If indeed Boettke is striving for greater influence and appreciation of Austrian economics outside the circle of Austrian economists, then part of that effort must also be respectful but vocal challenges to mainstream economics. Thus, Part III returns to the critical themes opening the book. Here, Boettke does forge into some of the quagmires skirted elsewhere, like bewailing the math-y-ness of modern economics, and occasionally lapsing into prose potentially more dense and turgid than the casual reader would prefer. But for the most part, he weaves together a highly readable larger story about the evolution of economics from a field in which the “main line” insights occupied a mainstream position into a field that has lost its way, where complicated macro models substitute for actual understanding, where the selected-for traits in admissions and tenure decisions perpetuate these methodological blinders, and where economists regularly lead policy makers astray.

The book is, of course, not without faults. While it is not a mere collection of unrelated essays, the book could have benefited from more ambitious editing, aimed at creating more continuity, reducing repetition of quotes and points, unifying the piecemeal treatment of James Buchanan’s ideas into a more cogent narrative, and doing something with the substantively and stylistically out-of-place essay “Was Mises Right?”

Another criticism returns us to the book’s opening shot at Keynes. Keynes is, rightly or wrongly, squarely within the “main line” of economic thinking for most economists, including Kenneth Boulding, the economist from whom Boettke borrows the very idea of a “main line.” If Boettke wishes to engage non-Austrian-school students, then opening with harsh statements about Keynes seems counter-productive, more likely to put off such readers than draw them in. Which brings up an important question every reviewer must ask: Who will enjoy, and who should read, this book?

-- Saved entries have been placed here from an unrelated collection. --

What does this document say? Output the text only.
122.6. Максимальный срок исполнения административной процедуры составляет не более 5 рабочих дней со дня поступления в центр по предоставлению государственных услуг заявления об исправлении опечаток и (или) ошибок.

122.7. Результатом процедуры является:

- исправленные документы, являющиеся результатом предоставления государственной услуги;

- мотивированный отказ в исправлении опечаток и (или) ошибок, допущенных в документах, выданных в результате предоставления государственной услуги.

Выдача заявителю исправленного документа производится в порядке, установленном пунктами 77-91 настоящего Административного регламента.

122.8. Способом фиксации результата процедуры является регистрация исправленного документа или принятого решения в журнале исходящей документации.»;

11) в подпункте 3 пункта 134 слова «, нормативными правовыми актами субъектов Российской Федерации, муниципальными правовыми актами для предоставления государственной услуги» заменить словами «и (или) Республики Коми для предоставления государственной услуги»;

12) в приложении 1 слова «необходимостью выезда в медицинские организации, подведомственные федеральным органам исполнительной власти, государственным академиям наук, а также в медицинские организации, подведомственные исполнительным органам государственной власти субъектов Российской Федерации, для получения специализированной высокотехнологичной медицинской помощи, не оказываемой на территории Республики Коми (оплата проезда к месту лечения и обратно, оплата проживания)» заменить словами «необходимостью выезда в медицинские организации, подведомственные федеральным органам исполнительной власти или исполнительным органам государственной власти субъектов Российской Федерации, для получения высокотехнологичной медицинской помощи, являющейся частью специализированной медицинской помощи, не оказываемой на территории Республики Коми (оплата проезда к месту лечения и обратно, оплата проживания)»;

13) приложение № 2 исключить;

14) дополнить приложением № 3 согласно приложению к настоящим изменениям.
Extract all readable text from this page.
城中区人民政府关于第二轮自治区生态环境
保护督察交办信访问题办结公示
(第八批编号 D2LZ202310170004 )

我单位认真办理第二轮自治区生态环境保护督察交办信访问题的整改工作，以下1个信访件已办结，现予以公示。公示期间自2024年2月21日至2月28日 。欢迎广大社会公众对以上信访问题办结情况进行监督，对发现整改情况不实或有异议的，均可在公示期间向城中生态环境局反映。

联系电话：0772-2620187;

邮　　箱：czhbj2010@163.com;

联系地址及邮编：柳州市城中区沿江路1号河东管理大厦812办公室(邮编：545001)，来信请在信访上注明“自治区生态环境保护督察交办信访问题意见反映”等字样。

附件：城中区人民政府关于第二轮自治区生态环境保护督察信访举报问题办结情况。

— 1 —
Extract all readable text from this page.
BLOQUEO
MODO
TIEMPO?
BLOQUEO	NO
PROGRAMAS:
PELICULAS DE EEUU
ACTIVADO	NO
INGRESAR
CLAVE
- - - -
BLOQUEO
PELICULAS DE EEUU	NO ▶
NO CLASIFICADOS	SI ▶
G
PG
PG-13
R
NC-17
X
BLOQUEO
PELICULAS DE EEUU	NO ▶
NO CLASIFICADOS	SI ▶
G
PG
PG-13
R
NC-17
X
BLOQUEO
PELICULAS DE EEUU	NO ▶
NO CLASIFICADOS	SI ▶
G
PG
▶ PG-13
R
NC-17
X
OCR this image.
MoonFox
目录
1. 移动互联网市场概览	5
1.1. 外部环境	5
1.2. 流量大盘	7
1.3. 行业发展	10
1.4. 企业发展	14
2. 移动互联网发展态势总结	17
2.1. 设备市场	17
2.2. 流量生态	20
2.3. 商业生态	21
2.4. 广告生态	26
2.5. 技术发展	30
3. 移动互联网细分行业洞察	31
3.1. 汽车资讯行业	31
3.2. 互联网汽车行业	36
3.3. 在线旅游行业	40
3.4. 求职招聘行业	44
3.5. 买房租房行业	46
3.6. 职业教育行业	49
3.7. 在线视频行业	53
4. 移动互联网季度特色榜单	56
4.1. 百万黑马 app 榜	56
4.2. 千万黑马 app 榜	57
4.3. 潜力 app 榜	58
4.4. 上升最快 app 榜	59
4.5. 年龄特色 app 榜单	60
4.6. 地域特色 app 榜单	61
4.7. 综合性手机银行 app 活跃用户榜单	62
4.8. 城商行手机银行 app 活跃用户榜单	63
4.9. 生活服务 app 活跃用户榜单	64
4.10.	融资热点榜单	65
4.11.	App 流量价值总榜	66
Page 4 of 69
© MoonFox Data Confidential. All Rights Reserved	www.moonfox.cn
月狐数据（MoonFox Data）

It would be a lost opportunity if the readership of Living Economics is limited to Boettke’s intellectual fellow-travelers. Living Economics should not be read primarily as an Austrian-school salvo against non-Austrian economists, but instead as an invitation to enjoy economics, to appreciate “the economic way of thinking,” and to teach it properly to young people. Regardless of ideology, those who love economics and the personal nature of intellectual endeavor will enjoy this book, even if they spend some of their time shaking their heads in disagreement. Those seeking to introduce themselves to the “economic way of thinking” will encounter many useful strands of thought, along with launching points for further learning. Whatever the motivation of readers, Boettke will cause them to think more critically. And one benefit of the collection-of-essays approach is that a casual reader can sit down to read any single chapter, to take away what he will, without feeling compelled to read what goes before or what comes after.

Boettke ends Living Economics by returning to education. He calls for a conscious and judicious reconsideration by instructors of what are the true, lasting, and fundamental insights of economic inquiry that ought to be imparted to willing minds. It is on this issue that his love of economics and teaching economics lend added power to his substantive intellectual message. And it is hard not to hope Boettke finds success in his endeavor to change the world through the spread of important ideas to young minds.

Robert Sarvis is an MA Fellow at the Mercatus Center at George Mason University.